Problems arise with virtual communities or communities that are too big and anonymous for the rabbi to know and guide everyone.
Ideally speaking, the synagogue should be located in the center and highest place of the community. Responsibility towards the community: You have to help your own family and community first before you extend your help to others. All Jewish people are related like a family. There are many volunteer opportunities – Chabad sends people around the world to create Jewish centers for worship and outreach, help of neighbors, charity, sharing your gifts – teaching yoga for example as spiritual lesson, teaching children, studying together.
For a final round, we asked all participants to share their impressions of the retreat. On both sides, there was the earnest plea to really listen to the suffering of each side, to practice compassion (literally: suffering with, as explained by Maria). Without the feeling of the suffering of the other, there will be no solution. There was agreement that the cycle of violence needs to be broken as much as possible by spreading the good news that coming together in friendship and listening to each other, that disagreeing while staying friends, is a real possibility. On the Palestinian side, the danger of violence being spread via social media without any alternative voices was emphasized. The message young people receive on face book is “Kill, Kill, Kill! – Nobody says “Peace.” Thus, children react to the violent images on face book and get out of the control of their parents. What is needed is mutual respect as human beings, not reacting to images, but listening to the heart, like in this retreat. There needs to be understanding that the present violence comes from only a small minority of Palestinians, and that not all should be punished indiscriminately. Since no military solution is possible, building trust between the two communities is the most essential step. After the Yeshiva students also expressed their own fears for their communities being victims of violence, both sides committed to “Spreading the good news”, thinking of ways of doing this, in addition to spreading their experience by word of mouth. The idea was proposed of sending positive messages on social media, conveying that “We have met the other side – and they are not the enemy.” There was agreement that media feeds on violence, and that an alternative sort of media needs to be created. Yehuda commented on the fact that, through our spiritual work and dialogue, we have created a safe oasis, and that we need to enlarge this oasis and bring more people inside. Once we have 4000 groups of Interfaith Encounter instead of the present 40, change in the Holy Land will come….

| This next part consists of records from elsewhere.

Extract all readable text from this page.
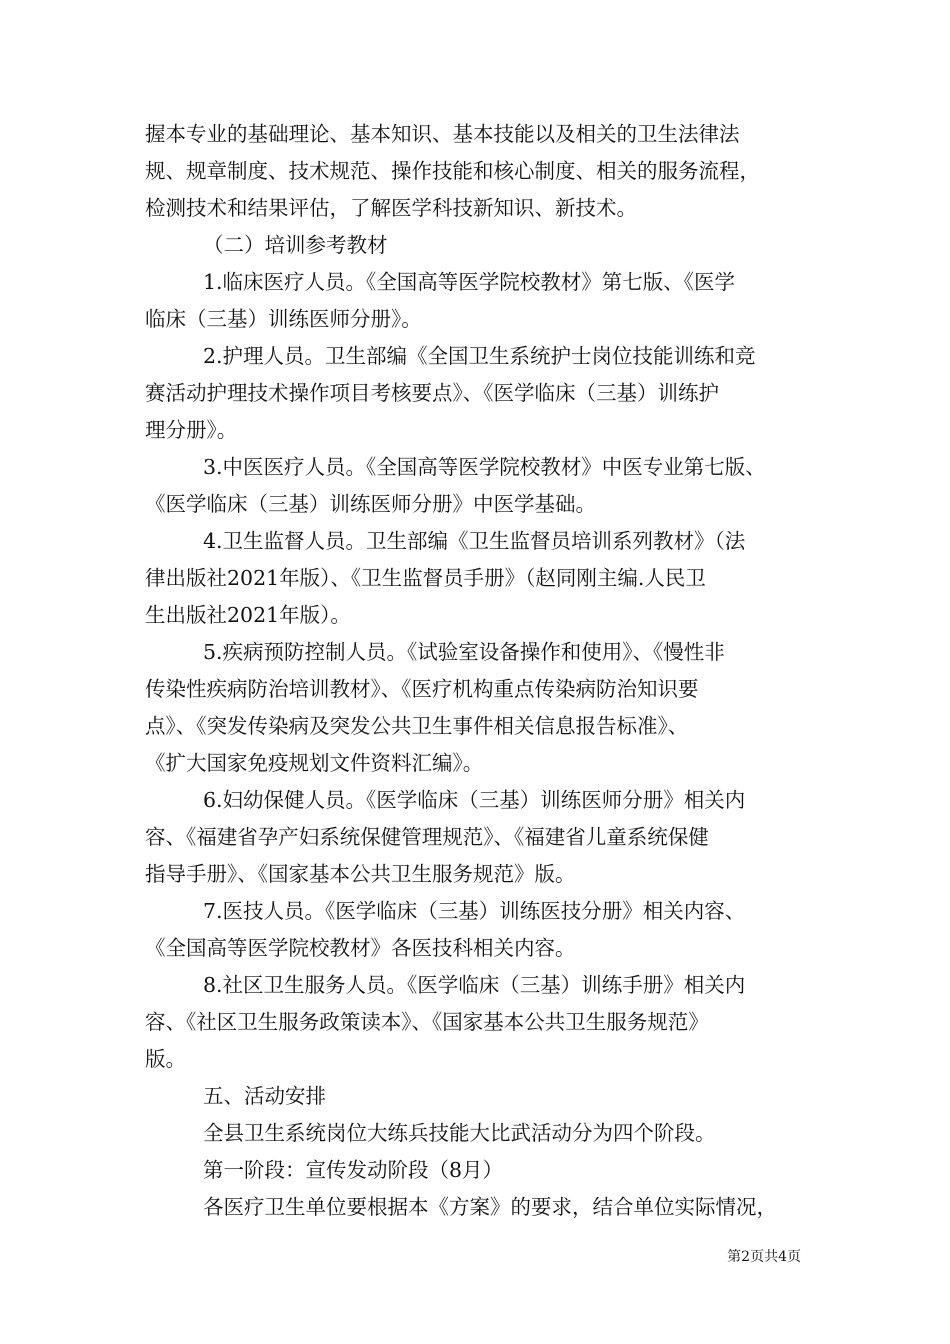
握本专业的基础理论、基本知识、基本技能以及相关的卫生法律法
规、规章制度、技术规范、操作技能和核心制度、相关的服务流程，
检测技术和结果评估，了解医学科技新知识、新技术。
（二）培训参考教材
1.临床医疗人员。《全国高等医学院校教材》第七版、《医学
临床（三基）训练医师分册》。
2.护理人员。卫生部编《全国卫生系统护士岗位技能训练和竞
赛活动护理技术操作项目考核要点》、《医学临床（三基）训练护
理分册》。
3.中医医疗人员。《全国高等医学院校教材》中医专业第七版、
《医学临床（三基）训练医师分册》中医学基础。
4.卫生监督人员。卫生部编《卫生监督员培训系列教材》（法
律出版社2021年版）、《卫生监督员手册》（赵同刚主编.人民卫
生出版社2021年版）。
5.疾病预防控制人员。《试验室设备操作和使用》、《慢性非
传染性疾病防治培训教材》、《医疗机构重点传染病防治知识要
点》、《突发传染病及突发公共卫生事件相关信息报告标准》、
《扩大国家免疫规划文件资料汇编》。
6.妇幼保健人员。《医学临床（三基）训练医师分册》相关内
容、《福建省孕产妇系统保健管理规范》、《福建省儿童系统保健
指导手册》、《国家基本公共卫生服务规范》版。
7.医技人员。《医学临床（三基）训练医技分册》相关内容、
《全国高等医学院校教材》各医技科相关内容。
8.社区卫生服务人员。《医学临床（三基）训练手册》相关内
容、《社区卫生服务政策读本》、《国家基本公共卫生服务规范》
版。
五、活动安排
全县卫生系统岗位大练兵技能大比武活动分为四个阶段。
第一阶段：宣传发动阶段（8月）
各医疗卫生单位要根据本《方案》的要求，结合单位实际情况，
第2页共4页
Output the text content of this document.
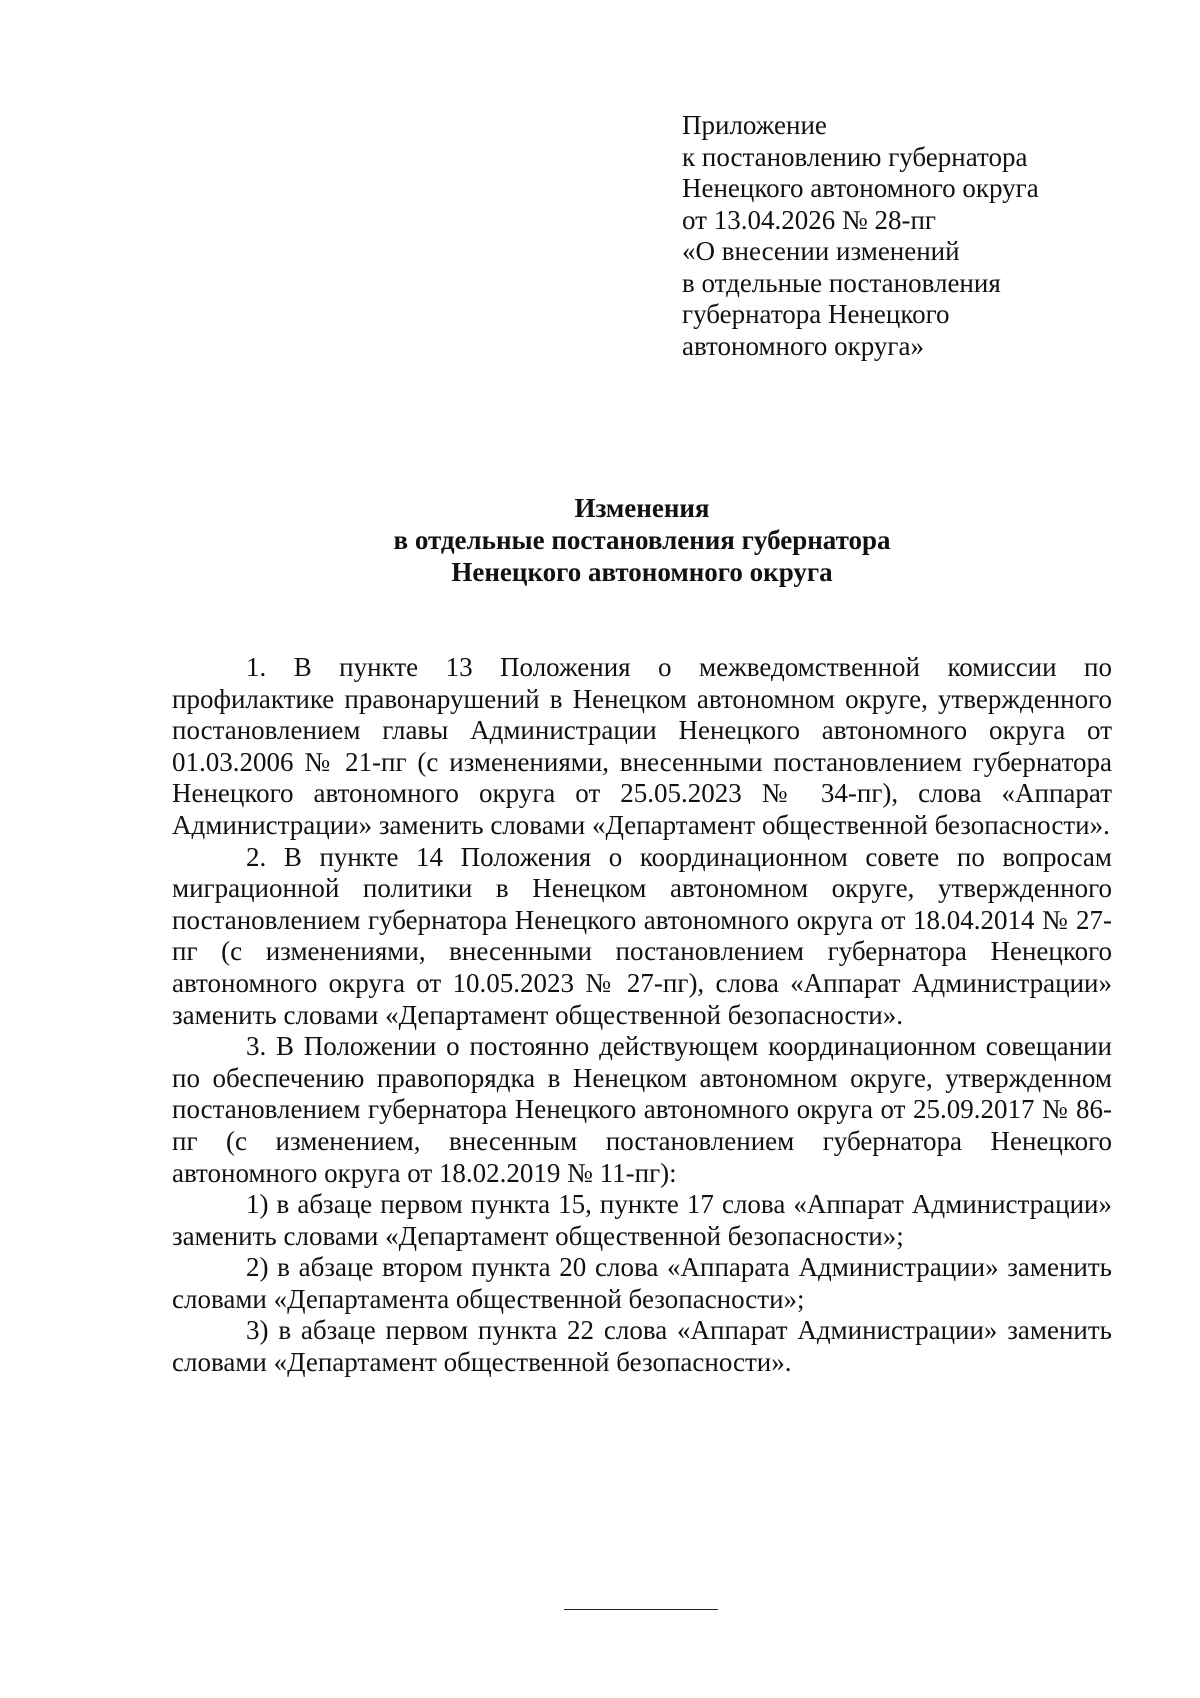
Приложение
к постановлению губернатора
Ненецкого автономного округа
от 13.04.2026 № 28-пг
«О внесении изменений
в отдельные постановления
губернатора Ненецкого
автономного округа»
Изменения
в отдельные постановления губернатора
Ненецкого автономного округа

1. В пункте 13 Положения о межведомственной комиссии по профилактике правонарушений в Ненецком автономном округе, утвержденного постановлением главы Администрации Ненецкого автономного округа от 01.03.2006 № 21-пг (с изменениями, внесенными постановлением губернатора Ненецкого автономного округа от 25.05.2023 № 34-пг), слова «Аппарат Администрации» заменить словами «Департамент общественной безопасности».

2. В пункте 14 Положения о координационном совете по вопросам миграционной политики в Ненецком автономном округе, утвержденного постановлением губернатора Ненецкого автономного округа от 18.04.2014 № 27-пг (с изменениями, внесенными постановлением губернатора Ненецкого автономного округа от 10.05.2023 № 27-пг), слова «Аппарат Администрации» заменить словами «Департамент общественной безопасности».

3. В Положении о постоянно действующем координационном совещании по обеспечению правопорядка в Ненецком автономном округе, утвержденном постановлением губернатора Ненецкого автономного округа от 25.09.2017 № 86-пг (с изменением, внесенным постановлением губернатора Ненецкого автономного округа от 18.02.2019 № 11-пг):

1) в абзаце первом пункта 15, пункте 17 слова «Аппарат Администрации» заменить словами «Департамент общественной безопасности»;

2) в абзаце втором пункта 20 слова «Аппарата Администрации» заменить словами «Департамента общественной безопасности»;

3) в абзаце первом пункта 22 слова «Аппарат Администрации» заменить словами «Департамент общественной безопасности».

We finished our meeting with meditation and a silent prayer for divine guidance and the song of Shalom/Salaam. As we found out later, there was a terrorist attack near the Yeshiva at the end of our retreat, which claimed the life of a rabbi and his son. But as tragic and shocking as this event was, it reinforced the communications of the group and the resolve of going on with the meetings, since there is “no [other] choice”.